Tout a commencé alors que je cherchais l’inspiration pour un article. Avec l’idée de chroniquer un bouquin, je farfouille dans ma bibliothèque, et je tombe sur mon exemplaire à moitié défoncé de Fureur et mystère de René Char. La particularité de ce recueil, c’est qu’il contient ce qui est pour moi le chef d’oeuvre de la littérature du XXème siècle, à savoir les Feuillets d’Hypnos. En fait de feuillets, il s’agit de 237 fragments rédigés alors que René Char était officier dans la Résistance, et qu’il se faisait appeler Capitaine Alexandre.

Federico Garcia Lorca

En feuilletant le livre, et soudainement inspiré, je me dis que parler poésie sur le Poisson Rouge ne serait pas si mal, et je me replonge furieusement dans mes poèmes préférés. Et là, la Vérité (avec un énorme V) me saute au visage : les poèmes qui m’ont le plus marqué, à part quelques romantiques et un Baudelaire qui traînent, ont tous soit été écrit pendant la Seconde Guerre Mondiale, soit l’ont pour sujet (le plus souvent évidemment, ce sont les deux). Parmi ceux-ci, les Feuillets d’Hypnos, donc, mais aussi le Nouveau chant d’amour à Stalingrad de Neruda ou bien la Rose et le Réséda d’Aragon.

Ce qui me frappe alors, ce n’est finalement pas l’intérêt particulier que je peux porter à ces oeuvres (intérêt qui peut s’expliquer assez facilement par ailleurs) mais l’abondance même de ces oeuvres. J’ai l’impression (mais des lecteurs plus calés en poésie pourront sans doute me contredire) que le combat contre le nazisme et le fascisme a été l’une des sources les plus intenses de poésie dans l’Histoire, aussi bien en termes de quantité que de qualité.

C’est le moment où on en arrive à la question du titre : des poètes et des poèmes antifascistes, on en trouve à la pelle, et la plupart du temps des très bons, mais qu’en est-il dans l’autre camp ? Hitler et Mussolini avaient-ils leurs poètes ? A-t-on jamais écrit une ode à Pearl Harbour ou à la bataille de France ? En cherchant un peu, on trouve effectivement quelques Maurras allemands qui ont gravité autour du NSDAP. Mais quand on y regarde d’un peu plus près, ce n’est évidemment pas si simple et peu nombreux sont ceux qui ont continué à soutenir Hitler après la Nuit des Longs Couteaux.

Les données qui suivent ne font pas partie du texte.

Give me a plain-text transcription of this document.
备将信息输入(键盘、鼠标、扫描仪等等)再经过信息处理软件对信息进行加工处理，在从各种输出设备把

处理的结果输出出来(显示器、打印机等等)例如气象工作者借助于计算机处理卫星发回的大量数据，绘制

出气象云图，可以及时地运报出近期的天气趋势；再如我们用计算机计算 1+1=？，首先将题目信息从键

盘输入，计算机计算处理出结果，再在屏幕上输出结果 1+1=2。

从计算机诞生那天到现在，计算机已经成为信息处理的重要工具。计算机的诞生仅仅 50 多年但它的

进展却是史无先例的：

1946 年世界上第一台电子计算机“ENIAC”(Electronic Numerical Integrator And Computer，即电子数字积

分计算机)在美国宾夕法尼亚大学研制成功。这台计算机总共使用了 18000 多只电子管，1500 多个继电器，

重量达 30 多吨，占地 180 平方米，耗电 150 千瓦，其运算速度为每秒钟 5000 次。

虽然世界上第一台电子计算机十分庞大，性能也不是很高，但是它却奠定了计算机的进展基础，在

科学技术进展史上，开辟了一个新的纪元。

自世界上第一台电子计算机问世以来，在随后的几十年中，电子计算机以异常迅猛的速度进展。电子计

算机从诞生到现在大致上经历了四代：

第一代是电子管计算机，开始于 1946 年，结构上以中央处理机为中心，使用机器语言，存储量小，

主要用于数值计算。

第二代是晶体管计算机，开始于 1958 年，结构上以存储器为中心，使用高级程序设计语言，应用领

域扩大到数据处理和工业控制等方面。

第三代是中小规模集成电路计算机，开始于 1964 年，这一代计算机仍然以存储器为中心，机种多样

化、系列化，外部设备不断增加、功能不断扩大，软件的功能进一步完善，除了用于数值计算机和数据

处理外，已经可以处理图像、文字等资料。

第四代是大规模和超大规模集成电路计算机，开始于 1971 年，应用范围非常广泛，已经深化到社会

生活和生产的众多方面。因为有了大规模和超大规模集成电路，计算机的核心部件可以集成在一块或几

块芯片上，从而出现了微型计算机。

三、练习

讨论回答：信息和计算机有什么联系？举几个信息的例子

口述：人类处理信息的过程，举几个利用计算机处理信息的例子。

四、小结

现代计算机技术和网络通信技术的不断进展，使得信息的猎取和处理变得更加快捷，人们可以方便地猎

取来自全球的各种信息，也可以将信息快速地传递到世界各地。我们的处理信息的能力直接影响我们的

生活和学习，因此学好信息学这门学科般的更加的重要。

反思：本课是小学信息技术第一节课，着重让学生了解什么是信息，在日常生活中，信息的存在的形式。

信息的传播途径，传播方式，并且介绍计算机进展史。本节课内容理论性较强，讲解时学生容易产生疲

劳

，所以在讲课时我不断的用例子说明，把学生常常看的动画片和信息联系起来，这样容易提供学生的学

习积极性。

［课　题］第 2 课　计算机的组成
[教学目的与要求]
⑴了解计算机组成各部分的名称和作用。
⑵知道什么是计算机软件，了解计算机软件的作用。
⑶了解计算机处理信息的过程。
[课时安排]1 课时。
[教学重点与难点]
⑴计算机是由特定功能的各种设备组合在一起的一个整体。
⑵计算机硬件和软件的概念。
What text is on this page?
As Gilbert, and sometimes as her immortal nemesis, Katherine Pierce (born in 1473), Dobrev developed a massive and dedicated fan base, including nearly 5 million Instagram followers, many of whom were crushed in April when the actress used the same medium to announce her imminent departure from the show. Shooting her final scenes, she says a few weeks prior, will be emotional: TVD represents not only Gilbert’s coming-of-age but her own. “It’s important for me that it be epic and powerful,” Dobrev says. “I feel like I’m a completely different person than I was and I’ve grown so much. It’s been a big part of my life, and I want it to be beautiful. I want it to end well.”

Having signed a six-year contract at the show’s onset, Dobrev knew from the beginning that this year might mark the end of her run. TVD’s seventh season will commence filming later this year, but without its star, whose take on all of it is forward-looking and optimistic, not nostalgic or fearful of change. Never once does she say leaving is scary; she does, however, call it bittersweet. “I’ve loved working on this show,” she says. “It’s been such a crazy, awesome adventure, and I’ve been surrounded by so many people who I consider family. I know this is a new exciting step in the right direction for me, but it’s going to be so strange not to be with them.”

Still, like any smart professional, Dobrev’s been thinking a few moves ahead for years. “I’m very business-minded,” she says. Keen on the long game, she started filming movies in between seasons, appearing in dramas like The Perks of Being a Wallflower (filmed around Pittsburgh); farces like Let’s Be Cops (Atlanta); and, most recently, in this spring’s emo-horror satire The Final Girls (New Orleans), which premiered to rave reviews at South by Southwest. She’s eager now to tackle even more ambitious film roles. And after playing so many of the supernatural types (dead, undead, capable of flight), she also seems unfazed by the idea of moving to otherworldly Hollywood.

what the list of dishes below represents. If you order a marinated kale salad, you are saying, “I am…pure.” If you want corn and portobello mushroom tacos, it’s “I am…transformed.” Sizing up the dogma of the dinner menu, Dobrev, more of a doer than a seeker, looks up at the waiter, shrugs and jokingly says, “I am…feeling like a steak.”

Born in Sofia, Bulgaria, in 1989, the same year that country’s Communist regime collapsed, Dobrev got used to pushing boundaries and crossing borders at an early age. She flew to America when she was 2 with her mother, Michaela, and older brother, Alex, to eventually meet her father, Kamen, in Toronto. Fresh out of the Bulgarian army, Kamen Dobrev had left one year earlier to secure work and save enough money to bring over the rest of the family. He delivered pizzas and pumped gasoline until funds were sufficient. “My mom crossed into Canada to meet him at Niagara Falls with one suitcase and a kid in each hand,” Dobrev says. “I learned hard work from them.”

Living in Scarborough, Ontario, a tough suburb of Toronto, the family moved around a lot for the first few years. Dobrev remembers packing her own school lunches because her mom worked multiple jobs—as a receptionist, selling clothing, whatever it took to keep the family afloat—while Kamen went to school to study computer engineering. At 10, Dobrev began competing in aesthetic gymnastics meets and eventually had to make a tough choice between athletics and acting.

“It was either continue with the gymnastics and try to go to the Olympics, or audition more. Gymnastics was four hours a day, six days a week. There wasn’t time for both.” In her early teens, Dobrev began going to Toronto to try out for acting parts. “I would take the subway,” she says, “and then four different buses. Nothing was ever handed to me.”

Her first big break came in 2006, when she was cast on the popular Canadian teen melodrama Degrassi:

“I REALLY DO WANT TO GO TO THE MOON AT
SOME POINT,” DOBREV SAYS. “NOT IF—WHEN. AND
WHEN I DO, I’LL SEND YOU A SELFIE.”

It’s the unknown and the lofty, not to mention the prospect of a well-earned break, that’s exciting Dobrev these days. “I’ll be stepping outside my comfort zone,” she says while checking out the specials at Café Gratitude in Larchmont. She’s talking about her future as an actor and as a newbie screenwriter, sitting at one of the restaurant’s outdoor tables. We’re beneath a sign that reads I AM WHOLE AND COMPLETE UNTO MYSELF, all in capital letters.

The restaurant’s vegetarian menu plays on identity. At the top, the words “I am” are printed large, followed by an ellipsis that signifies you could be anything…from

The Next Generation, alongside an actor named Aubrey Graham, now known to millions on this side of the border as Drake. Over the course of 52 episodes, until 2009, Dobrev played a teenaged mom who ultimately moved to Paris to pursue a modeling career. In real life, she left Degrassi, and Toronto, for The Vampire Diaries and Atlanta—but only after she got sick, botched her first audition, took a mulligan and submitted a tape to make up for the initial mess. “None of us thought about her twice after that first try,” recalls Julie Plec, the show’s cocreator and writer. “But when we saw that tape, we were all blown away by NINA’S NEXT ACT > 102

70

Rien à voir quoi qu’il en soit, ni en nombre ni en postérité (oh really ?), avec ceux d’en face. En bref, pas de Desnos ni d’Éluard chez les fachos…

Robert Desnos

C’est bien beau tout ça, mais où veut-il en venir, le Delouse ? Eh bien, il veut en venir à l’explication qu’il propose à tout cela. Et si, finalement, la barbarie nazie c’était tout simplement la mort de la poésie ? Il me semble que, confrontés directement à cette barbarie, comme Neruda le fut en Espagne, tous ces poètes ont senti immédiatement l’urgence de la lutte, et c’est pour cela qu’ils se sont si massivement engagés. D’ailleurs, une lecture au premier degré des Feuillets d’Hypnos suffit amplement à se convaincre que pour Char au moins c’était le cas.

Dans son film sur Missak Manouchian (un autre poète, d’ailleurs…), Robert Guédiguian expliquait que la Résistance c’était le combat du « Parti de la vie contre le Parti de la mort ». Les poètes nous montrent quant à eux que l’antifascisme, c’est aussi le combat pour la poésie. En existe-t-il de plus beau ?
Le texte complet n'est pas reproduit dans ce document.